IPR took her up on the offer.

“Brother’s Keeper”

For nearly a decade, Sandra McDonald has been volunteering with the homeless of Traverse City, the people here in this room. They come seven days a week for breakfast, perhaps and shower and to check their mail or watch morning television.

Randy Parcher,55, is someone you might have run into at Christmastime, ringing a Salvation Army bell. He shows off some of his artwork – detailed pen-and-ink drawings depicting life on the street.

“This fellow here is actually a composite of a couple homeless,” Parcher begins to describe a drawing he titled My Brother’s Keeper. “Why it’s My Brother’s Keeper is because there’s another fellow, and in the summer he will go around and say, ‘Have you seen so-and-so?’ If no one has seen him in a few days, he’ll go find him.”
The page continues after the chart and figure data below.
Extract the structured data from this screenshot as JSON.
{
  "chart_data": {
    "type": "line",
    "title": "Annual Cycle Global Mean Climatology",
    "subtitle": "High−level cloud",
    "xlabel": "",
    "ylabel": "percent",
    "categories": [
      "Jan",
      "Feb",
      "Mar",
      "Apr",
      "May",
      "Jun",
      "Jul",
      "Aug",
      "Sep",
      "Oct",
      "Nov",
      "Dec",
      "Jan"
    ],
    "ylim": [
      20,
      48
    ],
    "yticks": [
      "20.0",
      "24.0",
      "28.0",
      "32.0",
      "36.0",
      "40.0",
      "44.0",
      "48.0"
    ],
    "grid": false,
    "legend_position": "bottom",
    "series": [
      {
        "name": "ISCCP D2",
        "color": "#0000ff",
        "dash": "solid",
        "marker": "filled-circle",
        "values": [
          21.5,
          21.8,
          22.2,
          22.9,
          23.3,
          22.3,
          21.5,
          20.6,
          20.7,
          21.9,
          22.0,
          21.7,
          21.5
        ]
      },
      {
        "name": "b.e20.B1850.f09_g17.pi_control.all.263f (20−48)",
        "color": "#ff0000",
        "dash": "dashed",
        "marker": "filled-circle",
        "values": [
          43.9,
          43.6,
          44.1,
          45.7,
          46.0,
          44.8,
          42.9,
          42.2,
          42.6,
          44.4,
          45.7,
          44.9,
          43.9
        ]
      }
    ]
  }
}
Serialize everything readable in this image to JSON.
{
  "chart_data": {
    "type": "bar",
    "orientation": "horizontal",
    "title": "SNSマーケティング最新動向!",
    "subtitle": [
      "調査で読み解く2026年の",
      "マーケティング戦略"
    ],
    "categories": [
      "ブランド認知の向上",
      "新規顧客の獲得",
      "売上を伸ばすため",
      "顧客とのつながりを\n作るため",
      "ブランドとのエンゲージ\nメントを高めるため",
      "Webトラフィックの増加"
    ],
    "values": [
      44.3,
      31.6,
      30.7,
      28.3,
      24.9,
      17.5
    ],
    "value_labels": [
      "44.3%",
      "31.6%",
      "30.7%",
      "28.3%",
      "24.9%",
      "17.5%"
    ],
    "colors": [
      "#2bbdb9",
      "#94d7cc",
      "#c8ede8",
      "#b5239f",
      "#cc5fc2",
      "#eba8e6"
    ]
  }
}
It’s a fictitious scene, but it shows how Parcher, after years of living out of a car, sees the homeless in Traverse City as a community that looks out for one another.

Contrasting Media Accounts

His reality is a sharp contrast, he says, to accounts of homeless people on TV, and in other media.
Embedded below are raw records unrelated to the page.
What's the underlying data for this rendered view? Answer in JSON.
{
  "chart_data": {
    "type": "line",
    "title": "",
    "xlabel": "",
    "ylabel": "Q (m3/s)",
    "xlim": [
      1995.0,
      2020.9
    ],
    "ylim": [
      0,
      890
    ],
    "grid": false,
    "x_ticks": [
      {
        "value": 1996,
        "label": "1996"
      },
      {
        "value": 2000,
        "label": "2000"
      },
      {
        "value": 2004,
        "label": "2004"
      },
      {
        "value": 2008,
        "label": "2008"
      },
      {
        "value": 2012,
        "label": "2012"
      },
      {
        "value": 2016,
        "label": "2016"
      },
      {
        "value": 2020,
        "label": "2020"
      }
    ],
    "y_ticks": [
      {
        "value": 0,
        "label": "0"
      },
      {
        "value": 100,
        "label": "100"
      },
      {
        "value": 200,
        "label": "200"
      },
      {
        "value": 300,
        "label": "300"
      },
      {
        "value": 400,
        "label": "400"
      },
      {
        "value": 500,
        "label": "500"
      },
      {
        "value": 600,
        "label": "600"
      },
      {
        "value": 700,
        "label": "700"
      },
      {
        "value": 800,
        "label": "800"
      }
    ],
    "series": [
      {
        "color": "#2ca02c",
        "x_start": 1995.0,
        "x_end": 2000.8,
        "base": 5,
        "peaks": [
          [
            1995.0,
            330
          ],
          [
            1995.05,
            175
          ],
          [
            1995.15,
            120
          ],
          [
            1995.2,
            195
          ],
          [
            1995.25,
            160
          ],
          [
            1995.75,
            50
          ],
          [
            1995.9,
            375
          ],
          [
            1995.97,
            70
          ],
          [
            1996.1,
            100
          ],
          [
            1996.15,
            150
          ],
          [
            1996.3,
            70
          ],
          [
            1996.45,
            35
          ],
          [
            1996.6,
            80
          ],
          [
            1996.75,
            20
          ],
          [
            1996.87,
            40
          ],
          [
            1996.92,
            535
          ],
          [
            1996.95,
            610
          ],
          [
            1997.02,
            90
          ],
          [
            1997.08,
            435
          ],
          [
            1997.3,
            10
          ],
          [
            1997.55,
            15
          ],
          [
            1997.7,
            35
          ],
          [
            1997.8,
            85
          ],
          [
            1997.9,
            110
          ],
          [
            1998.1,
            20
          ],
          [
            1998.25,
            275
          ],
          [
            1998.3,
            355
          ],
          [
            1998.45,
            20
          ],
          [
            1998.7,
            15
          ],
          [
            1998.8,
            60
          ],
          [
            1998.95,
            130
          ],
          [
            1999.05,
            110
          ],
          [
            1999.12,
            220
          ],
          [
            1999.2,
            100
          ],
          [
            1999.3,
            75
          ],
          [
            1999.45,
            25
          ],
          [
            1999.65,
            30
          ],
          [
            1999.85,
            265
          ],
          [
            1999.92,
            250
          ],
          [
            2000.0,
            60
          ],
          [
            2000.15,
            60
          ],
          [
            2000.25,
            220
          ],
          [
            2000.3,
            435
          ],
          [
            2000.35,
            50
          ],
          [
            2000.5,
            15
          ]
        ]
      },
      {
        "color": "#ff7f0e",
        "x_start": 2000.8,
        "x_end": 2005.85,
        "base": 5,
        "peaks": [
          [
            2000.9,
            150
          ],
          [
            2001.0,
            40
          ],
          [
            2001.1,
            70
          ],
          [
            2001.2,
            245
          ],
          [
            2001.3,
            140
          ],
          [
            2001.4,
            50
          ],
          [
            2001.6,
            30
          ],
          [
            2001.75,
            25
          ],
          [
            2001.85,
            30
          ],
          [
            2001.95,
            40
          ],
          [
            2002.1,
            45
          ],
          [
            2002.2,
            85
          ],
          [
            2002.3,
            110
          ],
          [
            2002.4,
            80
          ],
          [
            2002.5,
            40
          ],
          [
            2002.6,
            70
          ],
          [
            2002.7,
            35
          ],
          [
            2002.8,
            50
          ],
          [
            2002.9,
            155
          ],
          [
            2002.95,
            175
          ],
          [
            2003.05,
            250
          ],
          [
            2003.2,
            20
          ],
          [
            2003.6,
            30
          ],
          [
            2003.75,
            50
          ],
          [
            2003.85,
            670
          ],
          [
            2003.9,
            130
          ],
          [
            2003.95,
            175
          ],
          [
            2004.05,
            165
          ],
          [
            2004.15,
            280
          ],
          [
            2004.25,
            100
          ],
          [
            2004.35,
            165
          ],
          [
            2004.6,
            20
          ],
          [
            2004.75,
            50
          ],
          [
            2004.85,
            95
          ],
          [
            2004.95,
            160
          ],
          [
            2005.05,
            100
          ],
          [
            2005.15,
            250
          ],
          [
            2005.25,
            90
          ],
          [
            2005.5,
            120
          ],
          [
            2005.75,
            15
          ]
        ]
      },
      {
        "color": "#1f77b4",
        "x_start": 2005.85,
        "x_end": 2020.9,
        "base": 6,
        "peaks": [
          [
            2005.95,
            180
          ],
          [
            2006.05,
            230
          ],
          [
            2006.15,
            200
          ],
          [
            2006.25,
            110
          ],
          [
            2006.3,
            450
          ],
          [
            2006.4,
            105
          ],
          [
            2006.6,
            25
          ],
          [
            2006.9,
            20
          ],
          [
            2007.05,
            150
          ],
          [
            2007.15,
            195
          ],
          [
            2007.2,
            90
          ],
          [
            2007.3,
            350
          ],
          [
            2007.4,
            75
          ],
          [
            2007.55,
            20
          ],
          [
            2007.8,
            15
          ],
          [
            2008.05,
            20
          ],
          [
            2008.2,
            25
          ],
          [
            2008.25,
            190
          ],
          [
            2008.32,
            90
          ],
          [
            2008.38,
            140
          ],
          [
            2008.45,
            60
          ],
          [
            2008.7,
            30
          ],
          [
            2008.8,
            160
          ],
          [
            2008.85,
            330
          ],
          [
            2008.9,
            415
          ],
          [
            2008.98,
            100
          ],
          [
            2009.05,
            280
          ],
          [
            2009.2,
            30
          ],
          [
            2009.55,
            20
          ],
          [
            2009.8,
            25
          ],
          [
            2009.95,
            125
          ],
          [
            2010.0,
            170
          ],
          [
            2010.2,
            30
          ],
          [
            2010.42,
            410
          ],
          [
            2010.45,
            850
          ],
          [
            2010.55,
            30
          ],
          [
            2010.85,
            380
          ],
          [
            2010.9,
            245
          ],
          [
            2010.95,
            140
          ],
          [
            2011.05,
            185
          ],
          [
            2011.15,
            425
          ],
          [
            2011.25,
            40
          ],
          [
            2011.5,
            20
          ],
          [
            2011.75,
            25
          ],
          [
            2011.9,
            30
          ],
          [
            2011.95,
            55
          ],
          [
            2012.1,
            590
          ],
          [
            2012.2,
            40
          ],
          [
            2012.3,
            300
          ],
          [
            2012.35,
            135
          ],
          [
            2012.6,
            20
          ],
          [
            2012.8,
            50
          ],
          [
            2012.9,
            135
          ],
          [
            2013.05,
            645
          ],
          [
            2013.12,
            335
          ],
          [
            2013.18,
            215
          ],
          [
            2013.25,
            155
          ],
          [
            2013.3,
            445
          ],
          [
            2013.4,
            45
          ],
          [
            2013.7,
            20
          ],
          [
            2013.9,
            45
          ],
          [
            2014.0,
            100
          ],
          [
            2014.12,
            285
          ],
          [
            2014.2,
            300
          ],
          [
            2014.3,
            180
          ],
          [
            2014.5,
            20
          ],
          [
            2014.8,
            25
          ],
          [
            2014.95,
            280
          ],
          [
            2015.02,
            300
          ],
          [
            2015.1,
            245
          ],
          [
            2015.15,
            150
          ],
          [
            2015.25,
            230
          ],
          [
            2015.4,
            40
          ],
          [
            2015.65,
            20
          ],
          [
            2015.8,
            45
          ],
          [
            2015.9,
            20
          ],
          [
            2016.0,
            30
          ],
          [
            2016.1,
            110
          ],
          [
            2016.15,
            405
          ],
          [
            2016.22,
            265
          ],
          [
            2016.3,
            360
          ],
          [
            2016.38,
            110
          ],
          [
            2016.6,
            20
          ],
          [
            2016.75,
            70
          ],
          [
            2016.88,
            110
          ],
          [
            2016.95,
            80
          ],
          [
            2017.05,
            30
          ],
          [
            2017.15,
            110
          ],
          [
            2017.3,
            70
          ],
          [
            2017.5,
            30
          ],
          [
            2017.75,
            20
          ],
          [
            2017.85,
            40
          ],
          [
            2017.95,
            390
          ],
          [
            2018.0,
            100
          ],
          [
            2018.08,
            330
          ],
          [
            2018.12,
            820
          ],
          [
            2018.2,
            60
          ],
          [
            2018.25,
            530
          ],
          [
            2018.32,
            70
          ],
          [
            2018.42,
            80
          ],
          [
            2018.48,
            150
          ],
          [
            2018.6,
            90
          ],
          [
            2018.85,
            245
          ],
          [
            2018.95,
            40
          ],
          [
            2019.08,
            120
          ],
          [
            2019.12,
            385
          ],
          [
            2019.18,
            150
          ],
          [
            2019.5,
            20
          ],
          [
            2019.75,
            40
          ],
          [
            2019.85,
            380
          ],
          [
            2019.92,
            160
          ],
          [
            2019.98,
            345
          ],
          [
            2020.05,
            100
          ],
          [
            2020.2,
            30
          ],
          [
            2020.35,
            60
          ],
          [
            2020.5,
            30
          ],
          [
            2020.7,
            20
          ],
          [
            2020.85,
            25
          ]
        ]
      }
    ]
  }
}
“The way the homeless are portrayed – they really do a lot of times propagate the myths of how the homeless are. So the perceptions of the general public are what they see there,” he says.

Some of them make it bad for everybody. But there's a lot of good people here. --Suzanne Webster

Parcher has also been paying close attention to debate in Traverse City over the proposed Safe Harbor homeless shelter, and he wants people to know this population is not particularly violent, nor a danger to children.
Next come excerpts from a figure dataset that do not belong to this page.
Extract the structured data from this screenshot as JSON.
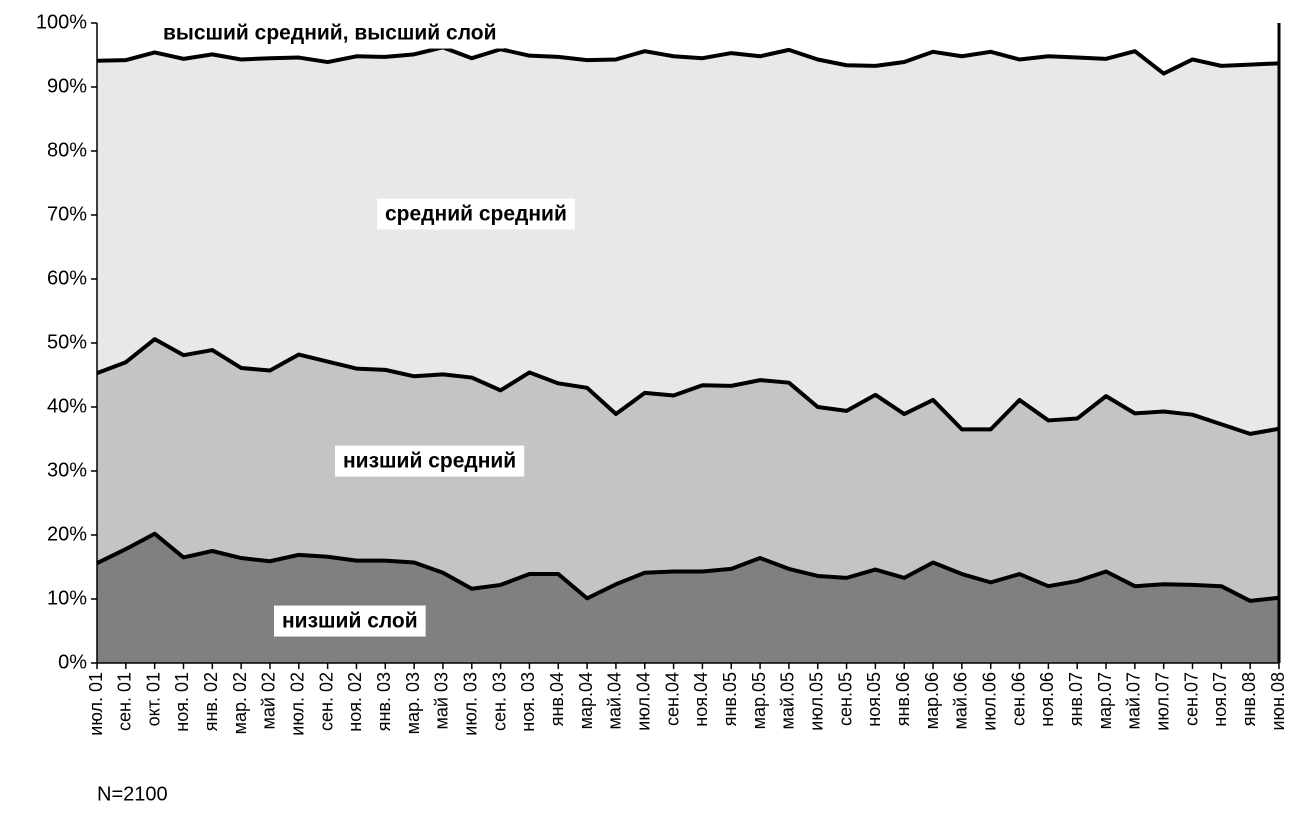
{
  "chart_data": {
    "type": "stacked_area",
    "categories": [
      "июл. 01",
      "сен. 01",
      "окт. 01",
      "ноя. 01",
      "янв. 02",
      "мар. 02",
      "май 02",
      "июл. 02",
      "сен. 02",
      "ноя. 02",
      "янв. 03",
      "мар. 03",
      "май 03",
      "июл. 03",
      "сен. 03",
      "ноя. 03",
      "янв.04",
      "мар.04",
      "май.04",
      "июл.04",
      "сен.04",
      "ноя.04",
      "янв.05",
      "мар.05",
      "май.05",
      "июл.05",
      "сен.05",
      "ноя.05",
      "янв.06",
      "мар.06",
      "май.06",
      "июл.06",
      "сен.06",
      "ноя.06",
      "янв.07",
      "мар.07",
      "май.07",
      "июл.07",
      "сен.07",
      "ноя.07",
      "янв.08",
      "июн.08"
    ],
    "series": [
      {
        "name": "низший слой",
        "color": "#808080",
        "values": [
          15.6,
          17.8,
          20.2,
          16.5,
          17.5,
          16.4,
          15.9,
          16.9,
          16.6,
          16.0,
          16.0,
          15.7,
          14.1,
          11.6,
          12.2,
          13.9,
          13.9,
          10.1,
          12.3,
          14.1,
          14.3,
          14.3,
          14.7,
          16.4,
          14.7,
          13.6,
          13.3,
          14.6,
          13.3,
          15.7,
          13.9,
          12.6,
          13.9,
          12.0,
          12.8,
          14.3,
          12.0,
          12.3,
          12.2,
          12.0,
          9.7,
          10.2
        ]
      },
      {
        "name": "низший средний",
        "color": "#c4c4c4",
        "values": [
          29.7,
          29.2,
          30.4,
          31.6,
          31.4,
          29.7,
          29.8,
          31.3,
          30.5,
          30.0,
          29.8,
          29.1,
          31.0,
          33.0,
          30.4,
          31.5,
          29.8,
          32.9,
          26.6,
          28.1,
          27.5,
          29.1,
          28.6,
          27.8,
          29.1,
          26.4,
          26.1,
          27.3,
          25.6,
          25.4,
          22.6,
          23.9,
          27.2,
          25.9,
          25.4,
          27.4,
          27.0,
          27.0,
          26.6,
          25.3,
          26.1,
          26.4
        ]
      },
      {
        "name": "средний средний",
        "color": "#e8e8e8",
        "values": [
          48.8,
          47.2,
          44.8,
          46.3,
          46.2,
          48.2,
          48.8,
          46.4,
          46.8,
          48.8,
          48.9,
          50.3,
          51.1,
          49.9,
          53.3,
          49.5,
          51.0,
          51.2,
          55.4,
          53.4,
          53.0,
          51.1,
          52.0,
          50.6,
          52.0,
          54.3,
          54.0,
          51.4,
          55.0,
          54.4,
          58.3,
          59.0,
          53.2,
          56.9,
          56.4,
          52.7,
          56.6,
          52.8,
          55.5,
          56.0,
          57.7,
          57.1
        ]
      },
      {
        "name": "высший средний, высший слой",
        "color": "#ffffff",
        "values": [
          5.9,
          5.8,
          4.6,
          5.6,
          4.9,
          5.7,
          5.5,
          5.4,
          6.1,
          5.2,
          5.3,
          4.9,
          3.8,
          5.5,
          4.1,
          5.1,
          5.3,
          5.8,
          5.7,
          4.4,
          5.2,
          5.5,
          4.7,
          5.2,
          4.2,
          5.7,
          6.6,
          6.7,
          6.1,
          4.5,
          5.2,
          4.5,
          5.7,
          5.2,
          5.4,
          5.6,
          4.4,
          7.9,
          5.7,
          6.7,
          6.5,
          6.3
        ]
      }
    ],
    "ylim": [
      0,
      100
    ],
    "yticks": [
      {
        "value": 0,
        "label": "0%"
      },
      {
        "value": 10,
        "label": "10%"
      },
      {
        "value": 20,
        "label": "20%"
      },
      {
        "value": 30,
        "label": "30%"
      },
      {
        "value": 40,
        "label": "40%"
      },
      {
        "value": 50,
        "label": "50%"
      },
      {
        "value": 60,
        "label": "60%"
      },
      {
        "value": 70,
        "label": "70%"
      },
      {
        "value": 80,
        "label": "80%"
      },
      {
        "value": 90,
        "label": "90%"
      },
      {
        "value": 100,
        "label": "100%"
      }
    ],
    "note": "N=2100"
  }
}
McDonald agrees. She says she has never once felt afraid in her years of volunteering.

“Just because someone’s homeless, they’re not a pedophile,” she says. “Because someone’s homeless and/or has mental health issues that doesn’t mean that they are violent.

“Probably most of the people we see with mental health issues are very quiet and withdrawn, but not violent.”

That McDonald, and other volunteers, are speaking up means something to the guests here like Joe, the 30-year-old man who prompted McDonald to speak.

“That mean’s that there are people out there that care,” he says. “And – it’s amazing, it’s helpful. And I feel grateful that they’re doing that.”

Nuisance Concerns

Joe has been homeless, he says, for two years now. He did not want to give his last name. He says he understands some of the neighborhood concerns, most of which have not focused on violent crime, but on vagrancy and property values.

Traverse City Police are in daily contact with some people who are homeless. At a crowded meeting last week, Captain Jeff O’Brien said problems are mostly nuisance concerns and medical issues.

“I would always ride my motorcycle back by Oryana,” he gives an example from his days on patrol. “I’d go up over the bridge. If there were people that were back there, they were drinking, I’d ask them to move along. The biggest problem we have back there is kids jumping off the bridge.”

O’Brien says of the nearly 100 people living on the street in Traverse City, the police generally see only a few people, chronically.

Back at Central Church, breakfast is done and Suzanne Webster helps by wiping down tables. She stays at the Goodwill Inn.

“Some of them make it bad for everybody,” she says of the people in the room. “But there’s a lot of good people here. They just, something happened in life and they end up homeless and jobs are – you know what the jobs scene has been.”